We used these two staged protocols for the management and got excellent results. Reducing soft tissue damage and the risk of deep infection in high-energy Pilon fractures remains a therapeutic challenge. VAC technique is a new wound-healing technique. It is particularly well suited for the treatment of complicated wounds as compared to other standard drainage methods. According to Miller et al. [17], the negative pressure environment improves subcutaneous blood flow, limits bacterial proliferation, and promotes granulation formation in the wound. Furthermore, clinical research has shown that combining VAC with debridement enhances wound healing, reduces hospitalisation duration, and improves patient satisfaction [18]. In this case, we combined VAC therapy with a series of PRP infiltrations, which gave excellent results.
Suppose the flap necrosis sets in or infections occur in the suture site. In that case, VAC is a suitable option as it significantly reduces the illness and provides a healthy environment for wound closure. VAC shows excellent results, and the healing time is also improved. After removing the VAC dressing, the remaining wound can be managed with a series of PRP infiltrations for the best results in a minimal time interval.
Conclusions
As for orthopaedic surgeons, tibial Pilon fractures present an immense challenge though they are rare in routine practice. Possible risk factors need identification pre-operatively, which can be done by performing some investigations, such as CT scans and a complete blood profile that ensures successful treatment and outcomes. Tibial Pilon fractures need utmost care and importance, taking into particular consideration the fragile soft tissue envelope and the watershed area.
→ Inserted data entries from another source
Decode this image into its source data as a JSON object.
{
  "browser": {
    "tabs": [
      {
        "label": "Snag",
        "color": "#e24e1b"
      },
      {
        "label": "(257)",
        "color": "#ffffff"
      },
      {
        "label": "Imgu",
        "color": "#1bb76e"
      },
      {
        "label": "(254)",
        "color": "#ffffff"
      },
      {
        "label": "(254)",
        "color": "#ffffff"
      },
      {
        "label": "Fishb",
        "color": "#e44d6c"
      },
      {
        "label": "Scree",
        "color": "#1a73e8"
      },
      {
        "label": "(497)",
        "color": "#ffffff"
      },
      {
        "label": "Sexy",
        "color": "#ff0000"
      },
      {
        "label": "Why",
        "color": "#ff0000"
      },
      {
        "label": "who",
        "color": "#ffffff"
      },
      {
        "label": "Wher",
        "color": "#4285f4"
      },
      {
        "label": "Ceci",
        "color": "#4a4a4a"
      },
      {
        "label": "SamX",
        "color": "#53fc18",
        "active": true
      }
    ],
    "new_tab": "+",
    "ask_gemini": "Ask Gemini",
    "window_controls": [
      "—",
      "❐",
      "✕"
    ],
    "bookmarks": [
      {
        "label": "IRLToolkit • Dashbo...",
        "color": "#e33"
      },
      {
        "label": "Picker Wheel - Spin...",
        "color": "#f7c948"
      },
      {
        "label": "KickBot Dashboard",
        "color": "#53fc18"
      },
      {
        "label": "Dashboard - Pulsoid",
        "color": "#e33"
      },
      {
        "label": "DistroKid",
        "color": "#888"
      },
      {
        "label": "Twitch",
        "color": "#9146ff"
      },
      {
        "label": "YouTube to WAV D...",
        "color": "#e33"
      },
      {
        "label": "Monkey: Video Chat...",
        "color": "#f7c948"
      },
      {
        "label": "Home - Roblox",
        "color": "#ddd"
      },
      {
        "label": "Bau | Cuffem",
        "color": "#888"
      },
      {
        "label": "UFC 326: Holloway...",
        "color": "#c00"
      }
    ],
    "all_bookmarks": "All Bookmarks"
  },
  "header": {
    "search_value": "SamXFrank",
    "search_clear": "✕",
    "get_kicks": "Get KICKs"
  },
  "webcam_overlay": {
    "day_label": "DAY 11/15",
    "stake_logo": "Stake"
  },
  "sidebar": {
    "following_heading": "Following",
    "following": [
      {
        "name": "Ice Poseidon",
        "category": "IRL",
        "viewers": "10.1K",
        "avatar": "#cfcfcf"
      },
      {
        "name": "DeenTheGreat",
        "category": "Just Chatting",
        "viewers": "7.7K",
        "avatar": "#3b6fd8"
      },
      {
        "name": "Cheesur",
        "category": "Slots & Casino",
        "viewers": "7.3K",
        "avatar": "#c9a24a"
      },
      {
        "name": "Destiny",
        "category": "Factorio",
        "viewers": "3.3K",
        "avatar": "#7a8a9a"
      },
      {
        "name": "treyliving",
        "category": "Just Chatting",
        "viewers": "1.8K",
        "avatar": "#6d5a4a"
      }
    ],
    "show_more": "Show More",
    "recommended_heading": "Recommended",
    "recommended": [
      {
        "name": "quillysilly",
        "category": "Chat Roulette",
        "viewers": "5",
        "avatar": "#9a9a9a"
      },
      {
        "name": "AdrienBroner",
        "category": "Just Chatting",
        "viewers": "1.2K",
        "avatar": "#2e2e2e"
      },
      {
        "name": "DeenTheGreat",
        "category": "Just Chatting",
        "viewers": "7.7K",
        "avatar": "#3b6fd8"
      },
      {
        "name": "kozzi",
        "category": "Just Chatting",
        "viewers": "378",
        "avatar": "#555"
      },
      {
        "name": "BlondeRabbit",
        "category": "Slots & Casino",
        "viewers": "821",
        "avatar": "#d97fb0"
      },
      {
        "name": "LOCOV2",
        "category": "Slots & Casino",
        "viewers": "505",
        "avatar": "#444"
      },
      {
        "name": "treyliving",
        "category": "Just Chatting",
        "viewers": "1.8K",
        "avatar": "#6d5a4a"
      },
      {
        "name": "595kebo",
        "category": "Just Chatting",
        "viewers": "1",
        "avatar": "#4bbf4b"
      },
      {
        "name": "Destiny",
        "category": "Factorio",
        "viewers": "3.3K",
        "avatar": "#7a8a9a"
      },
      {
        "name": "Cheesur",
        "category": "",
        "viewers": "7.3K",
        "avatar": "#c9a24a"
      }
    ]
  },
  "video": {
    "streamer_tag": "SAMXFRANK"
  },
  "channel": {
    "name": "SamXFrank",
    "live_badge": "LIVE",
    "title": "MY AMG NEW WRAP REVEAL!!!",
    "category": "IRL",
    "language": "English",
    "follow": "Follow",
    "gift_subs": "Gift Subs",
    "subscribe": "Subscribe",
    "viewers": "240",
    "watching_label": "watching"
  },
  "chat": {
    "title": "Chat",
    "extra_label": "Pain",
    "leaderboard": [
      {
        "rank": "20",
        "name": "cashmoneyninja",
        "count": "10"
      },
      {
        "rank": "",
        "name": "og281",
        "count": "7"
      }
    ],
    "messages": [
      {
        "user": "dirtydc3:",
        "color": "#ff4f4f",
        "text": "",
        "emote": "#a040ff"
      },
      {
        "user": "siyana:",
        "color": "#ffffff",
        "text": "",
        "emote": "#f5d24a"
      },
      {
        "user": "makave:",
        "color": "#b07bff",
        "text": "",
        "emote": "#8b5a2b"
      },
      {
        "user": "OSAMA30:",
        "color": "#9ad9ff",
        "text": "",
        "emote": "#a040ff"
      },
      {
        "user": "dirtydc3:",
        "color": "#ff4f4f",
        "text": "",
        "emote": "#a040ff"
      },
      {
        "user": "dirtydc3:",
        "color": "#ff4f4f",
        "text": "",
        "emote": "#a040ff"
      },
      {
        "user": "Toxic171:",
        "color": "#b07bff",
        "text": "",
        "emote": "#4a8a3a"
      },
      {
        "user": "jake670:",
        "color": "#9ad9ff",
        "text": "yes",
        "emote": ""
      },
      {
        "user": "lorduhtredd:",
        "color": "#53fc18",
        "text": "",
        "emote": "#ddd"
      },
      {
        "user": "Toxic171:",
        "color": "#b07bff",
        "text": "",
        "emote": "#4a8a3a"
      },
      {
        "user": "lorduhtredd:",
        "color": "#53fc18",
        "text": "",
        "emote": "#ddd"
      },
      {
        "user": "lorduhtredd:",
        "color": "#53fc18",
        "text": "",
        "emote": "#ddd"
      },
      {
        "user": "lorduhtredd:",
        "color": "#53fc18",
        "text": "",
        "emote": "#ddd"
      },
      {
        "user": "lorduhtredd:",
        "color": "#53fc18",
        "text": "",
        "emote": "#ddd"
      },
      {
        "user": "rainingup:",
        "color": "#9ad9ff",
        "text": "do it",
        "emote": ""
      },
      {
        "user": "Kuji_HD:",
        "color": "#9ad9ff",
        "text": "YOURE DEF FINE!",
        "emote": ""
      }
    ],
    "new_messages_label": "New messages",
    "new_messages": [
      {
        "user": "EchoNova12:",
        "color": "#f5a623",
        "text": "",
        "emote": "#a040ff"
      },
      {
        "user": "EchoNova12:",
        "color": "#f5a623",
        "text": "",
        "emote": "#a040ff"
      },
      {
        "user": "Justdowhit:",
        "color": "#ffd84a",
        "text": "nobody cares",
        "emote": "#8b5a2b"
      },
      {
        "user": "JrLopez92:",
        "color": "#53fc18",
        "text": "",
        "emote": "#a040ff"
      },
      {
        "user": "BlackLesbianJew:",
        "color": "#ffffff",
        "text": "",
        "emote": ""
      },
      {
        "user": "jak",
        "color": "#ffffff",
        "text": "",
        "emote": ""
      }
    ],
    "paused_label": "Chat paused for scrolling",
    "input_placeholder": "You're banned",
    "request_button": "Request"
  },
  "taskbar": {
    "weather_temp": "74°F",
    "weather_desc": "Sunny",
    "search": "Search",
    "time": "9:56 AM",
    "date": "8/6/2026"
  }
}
Each fracture pattern is different, and choosing the right approach for each fracture pattern is necessary to visualise the fracture and anatomically reduce the articular surface. Modern surgical techniques and hardware have improved operative outcomes but still have a high overall complication rate. Also, operating surgeons face a complication after two staged surgical management of such fractures, which is post-operative wound dehiscence. Viable options for such complications include negative suction therapy, PRP infiltrations, and skin grafting, which gave good results in our patients.